An Ohio school district claims its insurer demolished a snow-damaged roof, then left the building exposed for months - turning a covered loss into a contaminated structure.
Ashtabula Area City School District sued Liberty Mutual Fire Insurance Company in federal court this month, alleging the insurer's handling of a weather claim caused additional damage and left a high school contaminated with bacteria.
The case centers on Lakeside High School, where the roof over a 125,000-square-foot academic wing collapsed in December 2024 under the weight of approximately 54 to 60 inches of snow. What happened next, according to the district's filing, transformed a straightforward structural failure into a protracted dispute over coverage.
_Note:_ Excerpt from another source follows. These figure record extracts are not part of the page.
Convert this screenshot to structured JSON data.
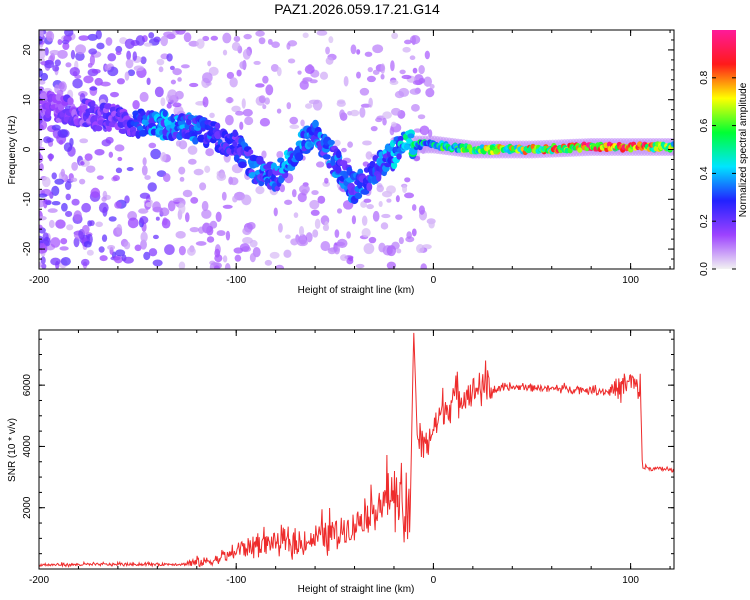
{
  "chart_data": [
    {
      "type": "heatmap",
      "title": "PAZ1.2026.059.17.21.G14",
      "xlabel": "Height of straight line (km)",
      "ylabel": "Frequency (Hz)",
      "xlim": [
        -200,
        122
      ],
      "ylim": [
        -24,
        24
      ],
      "xticks": [
        -200,
        -100,
        0,
        100
      ],
      "yticks": [
        -20,
        -10,
        0,
        10,
        20
      ],
      "colorbar": {
        "label": "Normalized spectral amplitude",
        "range": [
          0.0,
          1.0
        ],
        "ticks": [
          0.0,
          0.2,
          0.4,
          0.6,
          0.8
        ],
        "tick_labels": [
          "0.0",
          "0.2",
          "0.4",
          "0.6",
          "0.8"
        ],
        "colormap": [
          "#f2f2f2",
          "#9d42ff",
          "#2222ff",
          "#00e5ff",
          "#00ff33",
          "#ffff00",
          "#ff1a1a",
          "#ff1a99"
        ]
      },
      "ridge": {
        "description_points_x_km": [
          -200,
          -160,
          -140,
          -120,
          -100,
          -90,
          -80,
          -70,
          -60,
          -50,
          -40,
          -30,
          -20,
          -15,
          -10,
          0,
          20,
          50,
          80,
          100,
          122
        ],
        "frequency_hz": [
          9,
          6,
          5,
          4,
          1,
          -4,
          -6,
          0,
          3,
          -2,
          -8,
          -4,
          -1,
          2,
          1,
          1,
          0,
          0,
          0.5,
          0.5,
          0.5
        ],
        "amplitude": [
          0.15,
          0.2,
          0.35,
          0.3,
          0.25,
          0.3,
          0.3,
          0.35,
          0.3,
          0.3,
          0.3,
          0.3,
          0.35,
          0.4,
          0.45,
          0.45,
          0.6,
          0.65,
          0.8,
          0.85,
          0.6
        ]
      }
    },
    {
      "type": "line",
      "xlabel": "Height of straight line (km)",
      "ylabel": "SNR (10 * v/v)",
      "xlim": [
        -200,
        122
      ],
      "ylim": [
        0,
        7800
      ],
      "xticks": [
        -200,
        -100,
        0,
        100
      ],
      "yticks": [
        2000,
        4000,
        6000
      ],
      "color": "#ee2c2c",
      "series": [
        {
          "name": "SNR",
          "x": [
            -200,
            -180,
            -160,
            -140,
            -120,
            -110,
            -100,
            -90,
            -80,
            -70,
            -60,
            -50,
            -40,
            -30,
            -25,
            -20,
            -15,
            -12,
            -10,
            -8,
            -5,
            0,
            5,
            10,
            15,
            20,
            25,
            30,
            40,
            50,
            60,
            70,
            80,
            90,
            95,
            100,
            103,
            105,
            106,
            110,
            115,
            122
          ],
          "y": [
            120,
            130,
            140,
            140,
            150,
            250,
            500,
            700,
            800,
            650,
            900,
            1000,
            1300,
            1800,
            2000,
            2300,
            1500,
            1000,
            7800,
            4000,
            3800,
            4400,
            5000,
            5400,
            5500,
            5700,
            5800,
            5800,
            5900,
            5900,
            5850,
            5850,
            5800,
            5750,
            5800,
            6000,
            5800,
            5700,
            3300,
            3250,
            3250,
            3200
          ]
        }
      ],
      "noise": [
        {
          "from_x": -200,
          "to_x": -125,
          "amp": 80
        },
        {
          "from_x": -125,
          "to_x": -100,
          "amp": 300
        },
        {
          "from_x": -100,
          "to_x": -60,
          "amp": 600
        },
        {
          "from_x": -60,
          "to_x": -25,
          "amp": 900
        },
        {
          "from_x": -25,
          "to_x": -12,
          "amp": 1600
        },
        {
          "from_x": -8,
          "to_x": 30,
          "amp": 900
        },
        {
          "from_x": 30,
          "to_x": 90,
          "amp": 200
        },
        {
          "from_x": 90,
          "to_x": 105,
          "amp": 700
        },
        {
          "from_x": 106,
          "to_x": 122,
          "amp": 120
        }
      ]
    }
  ]
}
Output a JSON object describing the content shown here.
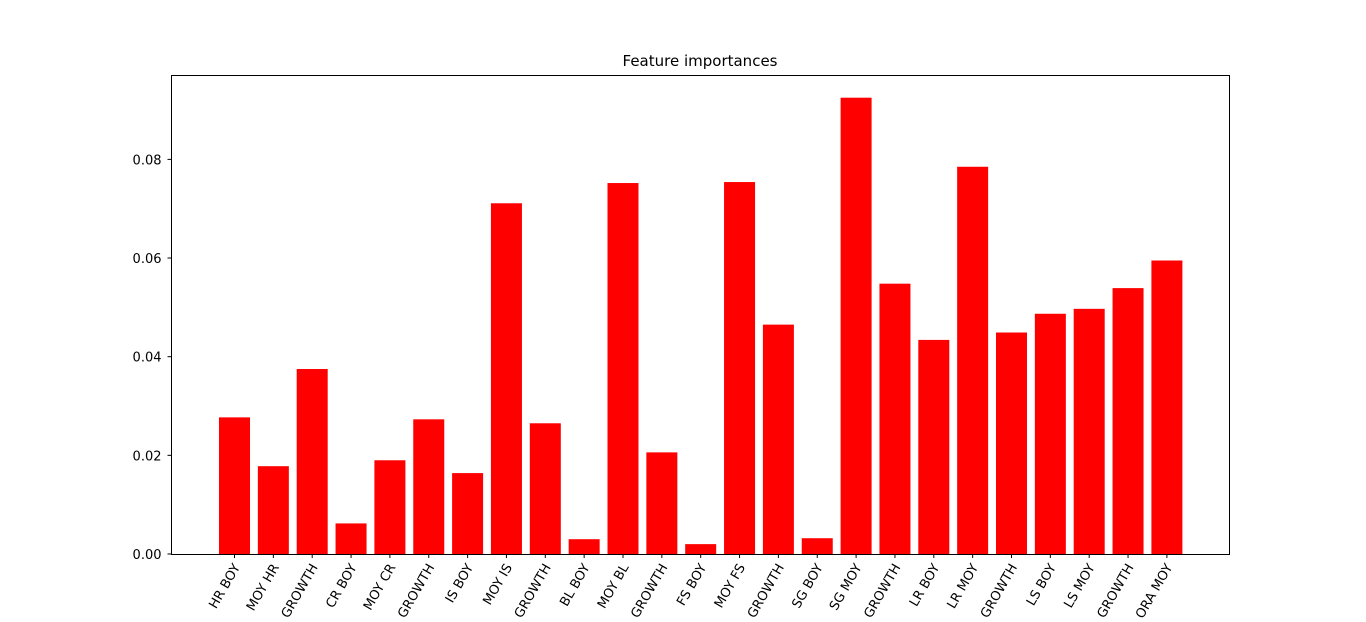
{
  "chart_data": {
    "type": "bar",
    "title": "Feature importances",
    "xlabel": "",
    "ylabel": "",
    "ylim": [
      0,
      0.097
    ],
    "yticks": [
      0.0,
      0.02,
      0.04,
      0.06,
      0.08
    ],
    "ytick_labels": [
      "0.00",
      "0.02",
      "0.04",
      "0.06",
      "0.08"
    ],
    "bar_color": "#ff0000",
    "categories": [
      "HR BOY",
      "MOY HR",
      "GROWTH",
      "CR BOY",
      "MOY CR",
      "GROWTH",
      "IS BOY",
      "MOY IS",
      "GROWTH",
      "BL BOY",
      "MOY BL",
      "GROWTH",
      "FS BOY",
      "MOY FS",
      "GROWTH",
      "SG BOY",
      "SG MOY",
      "GROWTH",
      "LR BOY",
      "LR MOY",
      "GROWTH",
      "LS BOY",
      "LS MOY",
      "GROWTH",
      "ORA MOY"
    ],
    "values": [
      0.0277,
      0.0178,
      0.0375,
      0.0062,
      0.019,
      0.0273,
      0.0164,
      0.0711,
      0.0265,
      0.003,
      0.0752,
      0.0206,
      0.002,
      0.0754,
      0.0465,
      0.0032,
      0.0925,
      0.0548,
      0.0434,
      0.0785,
      0.0449,
      0.0487,
      0.0497,
      0.0539,
      0.0595
    ]
  }
}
Liberty Mutual directed a restoration company to begin demolishing the compromised roof on or about January 28, 2025. But the district says the insurer then directed removal of the entire roof without implementing adequate protection measures. For months, the wing remained exposed, resulting in snow and rain intrusion.
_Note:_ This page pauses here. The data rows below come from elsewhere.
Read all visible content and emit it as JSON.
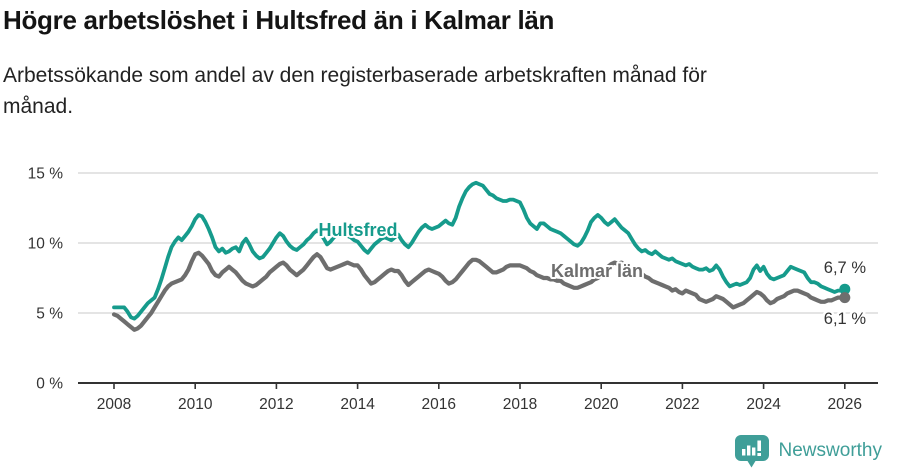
{
  "header": {
    "title": "Högre arbetslöshet i Hultsfred än i Kalmar län",
    "subtitle": "Arbetssökande som andel av den registerbaserade arbetskraften månad för månad."
  },
  "chart_data": {
    "type": "line",
    "unit": "%",
    "x_start_year": 2008,
    "x_step_months": 1,
    "x_end_year": 2026,
    "grid": "horizontal-only",
    "ylim": [
      0,
      15.75
    ],
    "yticks": [
      {
        "value": 0,
        "label": "0 %"
      },
      {
        "value": 5,
        "label": "5 %"
      },
      {
        "value": 10,
        "label": "10 %"
      },
      {
        "value": 15,
        "label": "15 %"
      }
    ],
    "xticks": [
      {
        "year": 2008,
        "label": "2008"
      },
      {
        "year": 2010,
        "label": "2010"
      },
      {
        "year": 2012,
        "label": "2012"
      },
      {
        "year": 2014,
        "label": "2014"
      },
      {
        "year": 2016,
        "label": "2016"
      },
      {
        "year": 2018,
        "label": "2018"
      },
      {
        "year": 2020,
        "label": "2020"
      },
      {
        "year": 2022,
        "label": "2022"
      },
      {
        "year": 2024,
        "label": "2024"
      },
      {
        "year": 2026,
        "label": "2026"
      }
    ],
    "series": [
      {
        "name": "Hultsfred",
        "color": "#169b8c",
        "end_label": "6,7 %",
        "end_value": 6.7,
        "values": [
          5.4,
          5.4,
          5.4,
          5.4,
          5.1,
          4.7,
          4.6,
          4.8,
          5.1,
          5.4,
          5.7,
          5.9,
          6.1,
          6.7,
          7.4,
          8.2,
          9.0,
          9.7,
          10.1,
          10.4,
          10.2,
          10.5,
          10.8,
          11.2,
          11.7,
          12.0,
          11.9,
          11.5,
          11.0,
          10.4,
          9.7,
          9.4,
          9.6,
          9.3,
          9.4,
          9.6,
          9.7,
          9.4,
          10.0,
          10.3,
          9.9,
          9.4,
          9.1,
          8.9,
          9.0,
          9.3,
          9.6,
          10.0,
          10.4,
          10.7,
          10.5,
          10.1,
          9.8,
          9.6,
          9.5,
          9.7,
          9.9,
          10.2,
          10.4,
          10.7,
          10.9,
          10.7,
          10.3,
          9.9,
          10.1,
          10.4,
          10.6,
          10.8,
          10.7,
          10.5,
          10.4,
          10.2,
          10.1,
          9.8,
          9.5,
          9.3,
          9.6,
          9.9,
          10.1,
          10.3,
          10.4,
          10.3,
          10.2,
          10.4,
          10.6,
          10.2,
          9.9,
          9.7,
          10.0,
          10.4,
          10.8,
          11.1,
          11.3,
          11.1,
          11.0,
          11.1,
          11.2,
          11.4,
          11.6,
          11.4,
          11.3,
          11.8,
          12.6,
          13.2,
          13.7,
          14.0,
          14.2,
          14.3,
          14.2,
          14.1,
          13.8,
          13.5,
          13.4,
          13.2,
          13.1,
          13.0,
          13.0,
          13.1,
          13.1,
          13.0,
          12.9,
          12.4,
          11.8,
          11.4,
          11.2,
          11.0,
          11.4,
          11.4,
          11.2,
          11.0,
          10.9,
          10.8,
          10.7,
          10.5,
          10.3,
          10.1,
          9.9,
          9.8,
          10.0,
          10.4,
          10.9,
          11.5,
          11.8,
          12.0,
          11.8,
          11.5,
          11.3,
          11.5,
          11.7,
          11.4,
          11.1,
          10.9,
          10.7,
          10.3,
          9.9,
          9.6,
          9.4,
          9.5,
          9.3,
          9.2,
          9.4,
          9.2,
          9.0,
          8.9,
          8.8,
          8.9,
          8.7,
          8.6,
          8.5,
          8.4,
          8.5,
          8.3,
          8.2,
          8.1,
          8.1,
          8.2,
          8.0,
          8.1,
          8.4,
          8.1,
          7.6,
          7.2,
          6.9,
          7.0,
          7.1,
          7.0,
          7.1,
          7.2,
          7.5,
          8.1,
          8.4,
          8.0,
          8.3,
          7.8,
          7.5,
          7.4,
          7.5,
          7.6,
          7.7,
          8.0,
          8.3,
          8.2,
          8.1,
          8.0,
          7.9,
          7.5,
          7.2,
          7.2,
          7.1,
          6.9,
          6.8,
          6.7,
          6.6,
          6.5,
          6.6,
          6.6,
          6.7
        ]
      },
      {
        "name": "Kalmar län",
        "color": "#6e6e6e",
        "end_label": "6,1 %",
        "end_value": 6.1,
        "values": [
          4.9,
          4.8,
          4.6,
          4.4,
          4.2,
          4.0,
          3.8,
          3.9,
          4.1,
          4.4,
          4.7,
          5.0,
          5.4,
          5.8,
          6.2,
          6.6,
          6.9,
          7.1,
          7.2,
          7.3,
          7.4,
          7.7,
          8.1,
          8.7,
          9.2,
          9.3,
          9.1,
          8.8,
          8.5,
          8.0,
          7.7,
          7.6,
          7.9,
          8.1,
          8.3,
          8.1,
          7.9,
          7.6,
          7.3,
          7.1,
          7.0,
          6.9,
          7.0,
          7.2,
          7.4,
          7.6,
          7.9,
          8.1,
          8.3,
          8.5,
          8.6,
          8.4,
          8.1,
          7.9,
          7.7,
          7.9,
          8.1,
          8.4,
          8.7,
          9.0,
          9.2,
          9.0,
          8.6,
          8.2,
          8.1,
          8.2,
          8.3,
          8.4,
          8.5,
          8.6,
          8.5,
          8.4,
          8.4,
          8.1,
          7.7,
          7.4,
          7.1,
          7.2,
          7.4,
          7.6,
          7.8,
          8.0,
          8.1,
          8.0,
          8.0,
          7.7,
          7.3,
          7.0,
          7.2,
          7.4,
          7.6,
          7.8,
          8.0,
          8.1,
          8.0,
          7.9,
          7.8,
          7.6,
          7.3,
          7.1,
          7.2,
          7.4,
          7.7,
          8.0,
          8.3,
          8.6,
          8.8,
          8.8,
          8.7,
          8.5,
          8.3,
          8.1,
          7.9,
          7.9,
          8.0,
          8.1,
          8.3,
          8.4,
          8.4,
          8.4,
          8.4,
          8.3,
          8.2,
          8.0,
          7.9,
          7.7,
          7.6,
          7.5,
          7.5,
          7.4,
          7.4,
          7.3,
          7.3,
          7.1,
          7.0,
          6.9,
          6.8,
          6.8,
          6.9,
          7.0,
          7.1,
          7.2,
          7.4,
          7.5,
          7.7,
          8.0,
          8.3,
          8.5,
          8.6,
          8.5,
          8.6,
          8.4,
          8.3,
          8.1,
          8.0,
          7.9,
          7.8,
          7.6,
          7.5,
          7.3,
          7.2,
          7.1,
          7.0,
          6.9,
          6.8,
          6.6,
          6.7,
          6.5,
          6.4,
          6.6,
          6.5,
          6.4,
          6.3,
          6.0,
          5.9,
          5.8,
          5.9,
          6.0,
          6.2,
          6.1,
          6.0,
          5.8,
          5.6,
          5.4,
          5.5,
          5.6,
          5.7,
          5.9,
          6.1,
          6.3,
          6.5,
          6.4,
          6.2,
          5.9,
          5.7,
          5.8,
          6.0,
          6.1,
          6.2,
          6.4,
          6.5,
          6.6,
          6.6,
          6.5,
          6.4,
          6.3,
          6.1,
          6.0,
          5.9,
          5.8,
          5.8,
          5.9,
          5.9,
          6.0,
          6.1,
          6.1,
          6.1
        ]
      }
    ],
    "colors": {
      "grid": "#dcdcdc",
      "axis": "#333333",
      "text": "#333333"
    }
  },
  "footer": {
    "brand": "Newsworthy",
    "brand_color": "#3f9e98",
    "logo_icon": "bar-chart-speech-bubble-icon"
  }
}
By late February or early March, the district had hired an industrial hygienist to assess moisture conditions. Testing revealed microbial and bacterial growth inside the concrete block walls. Concentrations of bacteria reached more than three million colony-forming units per swab in some samples, according to reports cited in the lawsuit.
The district's structural engineers concluded in March that the extent of repairs to second-floor masonry walls was so extensive that removing and rebuilding them entirely may be more effective from a time and cost perspective. The school asked Liberty Mutual to deem the wing a total loss requiring demolition to the slab.
The insurer declined. Instead, it issued repair estimates in April and July 2025 valuing the loss at approximately $21 million to $27 million in replacement cost. The district's own estimate, completed in September, came in at more than $56 million.
At the heart of the dispute is whether Liberty Mutual should have declared a constructive total loss. The district argues the insurer's repair estimates approached approximately 70 to 76% of the rebuild cost for the academic wing - yet Liberty Mutual could not identify a threshold it uses for such determinations, the filing states.
The district also says the insurer has failed to pay covered extra expenses despite requests in June, September, and October 2025. The policy provided $1 million in extra expense coverage, but the district claims it has received no payments.
Liberty Mutual commissioned its own environmental review, which found that 27 samples were positive for gram-negative bacteria and six samples were positive for gram-positive bacteria. However, that report concluded disinfection within the concrete block cavities was not warranted because direct exposure of the wall cavity to occupants is not intended or likely. The district disputes that conclusion.
The case raises questions about insurer obligations when they direct mitigation and repair work. The district alleges Liberty Mutual's decision to remove the roof without adequate temporary protection breached both the insurance contract and a duty of care.
The school holds a commercial property policy with Liberty Mutual covering buildings and personal property with a blanket limit of $232,851,001 across multiple locations. The high school alone had a total insured value limit of $82,235,529.
The district seeks policy benefits, damages for breach of contract and negligence, and punitive damages for alleged bad faith. Liberty Mutual has not yet responded to the allegations.